Gegen diese Auffassung sind im Schrifttum beachtliche Bedenken erhoben worden, so von Denck (Der Betrieb, 1977, 1493, 1494 f.), der darauf hinweist, die BGH-Entscheidung vernachlässige den neben dem Vertrauensschutz des Schuldners bestehenden "Einwendungsschutz" (§ 404 BGB), der dazu führe, daß dem Schuldner bei einer schon vor der Zession gegebenen Aufrechnungslage durch die Abtretung die Möglichkeit nachträglicher Aufrechnung nicht entzogen werden könne; daher dürfe für den Aufrechnungsschutz insoweit nicht die Kenntnis der Vorausabtretung, sondern allein der Zeitpunkt der Forderungsentstehung maßgebend sein (vgl. ferner die Kritik von Serick, Betriebs- Berater, 1982, 873, 875; zweifelnd --für kraft Gesetzes erworbene Gegenforderungen-- auch Roth in Münchener Kommentar zum BGB, 1.Aufl., § 406 Rdnr.21).
Wäre auch für das Recht der Ausfuhrerstattungen und Währungsausgleichsbeträge davon auszugehen, daß die Kenntnis der Vorausabtretung der Kenntnis der Abtretung gleichsteht, so wäre die Klageforderung, je nachdem, welcher Zeitpunkt für den Erwerb der Rückforderungsansprüche anzunehmen wäre, entweder überhaupt nicht oder nur zu einem geringen Teil durch Aufrechnung erloschen.
b) Einer abschließenden Auseinandersetzung mit der Streitfrage bedarf es nicht. Denn im Recht der Ausfuhrerstattungen und Währungsausgleichsbeträge darf bei der hier gebotenen sinngemäßen Anwendung des § 406 BGB der Kenntnis einer Vorausabtretung nicht die Wirkung der Kenntnis einer Abtretung beigelegt werden, und zwar auch dann nicht, wenn --wie der BGH meint-- nach bürgerlichem Recht eine solche Gleichstellung besteht. Vielmehr ist für das Recht der Ausfuhrerstattungen und Währungsausgleichsbeträge davon auszugehen, daß der Schuldner einer vorauszedierten Erstattungsforderung bei sinngemäßer Anwendung des § 406 BGB Rückforderungsansprüche aufrechnen kann, die er zwar nach Kenntnis der Vorausabtretung, jedoch spätestens im Zeitpunkt des Entstehens der Hauptforderung (Passivforderung) erworben hat, vorausgesetzt, die Gegenforderung (Aktivforderung) ist nicht später als die Passivforderung fällig geworden. Damit entscheidet der Senat die in BFHE 129, 450, 459, 460 offengelassene Frage, ob die Kenntnis einer Vorausabtretung der Kenntnis einer Abtretung gleichsteht oder ob nicht --jedenfalls für den öffentlich-rechtlichen Bereich, in dem der Erwerb einer etwaigen Gegenforderung nicht im Belieben der Verwaltung steht-- auf einen späteren Zeitpunkt abzustellen ist, im Sinne der zweiten Alternative.

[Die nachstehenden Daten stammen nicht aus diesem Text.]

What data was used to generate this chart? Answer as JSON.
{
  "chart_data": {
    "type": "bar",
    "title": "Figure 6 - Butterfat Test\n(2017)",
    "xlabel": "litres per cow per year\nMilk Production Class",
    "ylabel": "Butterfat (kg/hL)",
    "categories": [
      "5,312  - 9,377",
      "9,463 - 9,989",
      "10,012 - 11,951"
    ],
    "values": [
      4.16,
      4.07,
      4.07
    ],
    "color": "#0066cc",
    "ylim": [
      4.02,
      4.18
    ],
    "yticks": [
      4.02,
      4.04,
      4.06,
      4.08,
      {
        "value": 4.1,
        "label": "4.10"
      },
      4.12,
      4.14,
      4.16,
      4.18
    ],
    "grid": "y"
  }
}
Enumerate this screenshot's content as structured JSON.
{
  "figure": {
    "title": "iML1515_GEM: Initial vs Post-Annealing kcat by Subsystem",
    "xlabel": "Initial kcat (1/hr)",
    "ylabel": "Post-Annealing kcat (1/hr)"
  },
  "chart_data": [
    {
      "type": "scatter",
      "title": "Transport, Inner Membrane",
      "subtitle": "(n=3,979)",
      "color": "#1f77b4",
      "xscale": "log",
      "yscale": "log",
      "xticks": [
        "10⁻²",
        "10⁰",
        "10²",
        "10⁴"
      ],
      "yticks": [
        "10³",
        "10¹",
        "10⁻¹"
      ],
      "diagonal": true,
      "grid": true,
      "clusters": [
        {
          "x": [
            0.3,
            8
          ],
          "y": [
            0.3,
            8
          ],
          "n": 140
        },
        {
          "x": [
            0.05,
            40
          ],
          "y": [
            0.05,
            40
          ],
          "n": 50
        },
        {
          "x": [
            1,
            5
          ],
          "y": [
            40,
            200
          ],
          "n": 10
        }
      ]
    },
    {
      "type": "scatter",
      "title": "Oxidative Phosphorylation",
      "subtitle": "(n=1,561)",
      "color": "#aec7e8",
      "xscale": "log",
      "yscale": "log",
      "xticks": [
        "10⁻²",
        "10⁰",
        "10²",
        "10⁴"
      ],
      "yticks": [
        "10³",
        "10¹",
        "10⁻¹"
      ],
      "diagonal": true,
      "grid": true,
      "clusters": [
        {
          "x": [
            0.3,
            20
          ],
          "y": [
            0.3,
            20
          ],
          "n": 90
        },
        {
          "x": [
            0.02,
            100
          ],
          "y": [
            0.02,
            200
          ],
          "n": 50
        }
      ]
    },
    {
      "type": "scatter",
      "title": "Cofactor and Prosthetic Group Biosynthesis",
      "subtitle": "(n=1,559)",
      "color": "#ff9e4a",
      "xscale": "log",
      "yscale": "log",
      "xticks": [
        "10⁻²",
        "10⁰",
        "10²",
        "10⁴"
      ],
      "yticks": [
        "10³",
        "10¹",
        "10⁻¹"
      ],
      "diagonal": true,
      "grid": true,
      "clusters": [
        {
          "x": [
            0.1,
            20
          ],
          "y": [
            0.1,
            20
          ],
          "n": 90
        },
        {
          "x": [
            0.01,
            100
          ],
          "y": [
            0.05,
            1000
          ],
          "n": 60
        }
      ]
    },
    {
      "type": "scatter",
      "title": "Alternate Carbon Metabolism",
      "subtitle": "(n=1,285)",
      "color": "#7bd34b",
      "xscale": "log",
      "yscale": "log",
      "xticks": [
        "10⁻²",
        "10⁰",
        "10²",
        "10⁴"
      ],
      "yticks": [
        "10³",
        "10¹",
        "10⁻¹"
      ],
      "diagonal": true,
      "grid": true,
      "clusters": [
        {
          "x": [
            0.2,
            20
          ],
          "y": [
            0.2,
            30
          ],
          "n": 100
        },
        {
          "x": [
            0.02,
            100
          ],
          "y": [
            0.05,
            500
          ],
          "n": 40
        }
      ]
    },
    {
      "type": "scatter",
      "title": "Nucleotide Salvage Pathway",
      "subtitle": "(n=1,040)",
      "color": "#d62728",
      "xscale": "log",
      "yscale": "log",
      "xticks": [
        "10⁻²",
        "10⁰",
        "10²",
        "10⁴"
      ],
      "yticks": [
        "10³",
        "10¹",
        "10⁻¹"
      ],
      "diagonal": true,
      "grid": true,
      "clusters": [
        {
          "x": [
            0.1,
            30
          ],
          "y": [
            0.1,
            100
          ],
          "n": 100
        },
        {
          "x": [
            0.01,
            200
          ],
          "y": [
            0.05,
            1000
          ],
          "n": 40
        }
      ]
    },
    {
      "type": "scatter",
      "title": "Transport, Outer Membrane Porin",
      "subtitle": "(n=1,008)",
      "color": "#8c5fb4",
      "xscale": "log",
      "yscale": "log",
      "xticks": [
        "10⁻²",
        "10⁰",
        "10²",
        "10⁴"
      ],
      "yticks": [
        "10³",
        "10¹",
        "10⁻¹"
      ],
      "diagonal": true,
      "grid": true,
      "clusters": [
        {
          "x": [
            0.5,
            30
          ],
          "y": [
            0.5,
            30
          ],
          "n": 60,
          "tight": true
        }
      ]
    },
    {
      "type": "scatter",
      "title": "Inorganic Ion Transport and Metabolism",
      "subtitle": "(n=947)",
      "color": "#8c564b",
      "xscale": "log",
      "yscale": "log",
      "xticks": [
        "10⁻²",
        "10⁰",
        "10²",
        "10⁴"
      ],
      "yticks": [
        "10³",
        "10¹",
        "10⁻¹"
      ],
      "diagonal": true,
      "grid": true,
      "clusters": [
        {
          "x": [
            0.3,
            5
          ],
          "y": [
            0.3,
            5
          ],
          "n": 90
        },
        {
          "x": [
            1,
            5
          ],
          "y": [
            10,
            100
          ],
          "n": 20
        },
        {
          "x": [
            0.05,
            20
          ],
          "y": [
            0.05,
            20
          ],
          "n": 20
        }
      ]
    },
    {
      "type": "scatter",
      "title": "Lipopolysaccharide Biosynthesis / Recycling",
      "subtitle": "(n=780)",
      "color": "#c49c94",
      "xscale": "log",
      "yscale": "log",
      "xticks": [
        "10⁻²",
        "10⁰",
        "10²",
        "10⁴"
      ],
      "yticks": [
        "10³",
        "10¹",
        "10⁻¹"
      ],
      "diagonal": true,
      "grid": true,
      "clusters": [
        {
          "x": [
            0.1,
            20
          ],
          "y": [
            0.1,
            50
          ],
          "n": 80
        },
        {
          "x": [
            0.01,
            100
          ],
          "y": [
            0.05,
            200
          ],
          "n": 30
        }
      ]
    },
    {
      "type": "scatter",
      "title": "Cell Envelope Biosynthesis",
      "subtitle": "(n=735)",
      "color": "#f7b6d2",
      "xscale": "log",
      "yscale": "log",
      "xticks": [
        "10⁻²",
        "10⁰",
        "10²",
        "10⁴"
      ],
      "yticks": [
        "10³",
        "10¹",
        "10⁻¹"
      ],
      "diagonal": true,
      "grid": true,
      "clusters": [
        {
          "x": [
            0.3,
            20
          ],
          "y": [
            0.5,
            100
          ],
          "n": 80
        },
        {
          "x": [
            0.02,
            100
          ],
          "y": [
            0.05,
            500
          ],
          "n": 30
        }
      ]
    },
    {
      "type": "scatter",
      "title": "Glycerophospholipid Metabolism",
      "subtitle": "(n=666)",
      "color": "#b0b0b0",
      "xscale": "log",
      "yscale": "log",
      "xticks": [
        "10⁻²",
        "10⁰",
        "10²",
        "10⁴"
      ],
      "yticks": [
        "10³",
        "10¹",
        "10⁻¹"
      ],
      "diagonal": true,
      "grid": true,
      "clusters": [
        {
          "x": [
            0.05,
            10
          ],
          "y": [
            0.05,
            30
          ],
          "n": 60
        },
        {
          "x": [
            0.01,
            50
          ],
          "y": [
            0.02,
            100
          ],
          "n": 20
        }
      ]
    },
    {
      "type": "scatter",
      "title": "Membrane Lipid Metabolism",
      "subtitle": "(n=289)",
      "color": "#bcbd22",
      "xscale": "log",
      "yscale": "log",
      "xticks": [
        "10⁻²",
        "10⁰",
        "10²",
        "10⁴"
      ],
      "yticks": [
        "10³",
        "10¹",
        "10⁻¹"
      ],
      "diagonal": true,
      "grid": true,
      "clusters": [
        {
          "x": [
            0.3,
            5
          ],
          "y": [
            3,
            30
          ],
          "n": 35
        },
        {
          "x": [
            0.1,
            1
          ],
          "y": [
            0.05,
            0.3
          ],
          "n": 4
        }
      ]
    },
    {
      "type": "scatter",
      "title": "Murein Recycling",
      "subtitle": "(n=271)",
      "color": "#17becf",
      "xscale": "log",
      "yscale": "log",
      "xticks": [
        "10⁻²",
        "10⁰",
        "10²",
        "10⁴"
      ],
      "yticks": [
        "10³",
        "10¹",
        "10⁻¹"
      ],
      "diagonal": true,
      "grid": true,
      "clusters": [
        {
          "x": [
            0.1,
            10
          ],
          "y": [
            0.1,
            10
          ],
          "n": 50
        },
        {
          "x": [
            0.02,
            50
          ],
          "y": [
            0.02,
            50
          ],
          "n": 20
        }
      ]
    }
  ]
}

aa) Wenn der Kläger meint, § 406 BGB sei hier entweder gar nicht oder "ganz, wenngleich nur entsprechend" --d.h. so, wie vom BGH ausgelegt-- anzuwenden, so kann ihm nicht gefolgt werden. Denn die bloß sinngemäße Anwendung, wie sie z.B. § 226 AO 1977 für die Aufrechnungsvorschriften des bürgerlichen Rechts bei der Aufrechnung mit Ansprüchen aus dem Steuerschuldverhältnis oder bei der Aufrechnung gegen solche Ansprüche vorsieht, bedeutet gerade die Übertragung des Regelungsgehalts einer Norm in einen anderen Normbereich nur insoweit, als dessen Sinn und Zweck nicht entgegenstehen. So verhält es sich hier, weil Sinn und Zweck des Rechts der Ausfuhrerstattungen und Währungsausgleichsbeträge es ausschließen, die öffentliche Hand als Schuldner der Erstattungen und des Währungsausgleichs nach Kenntnis von einer Vorausabtretung mit dem Risiko der Insolvenz des Zedenten zu belasten.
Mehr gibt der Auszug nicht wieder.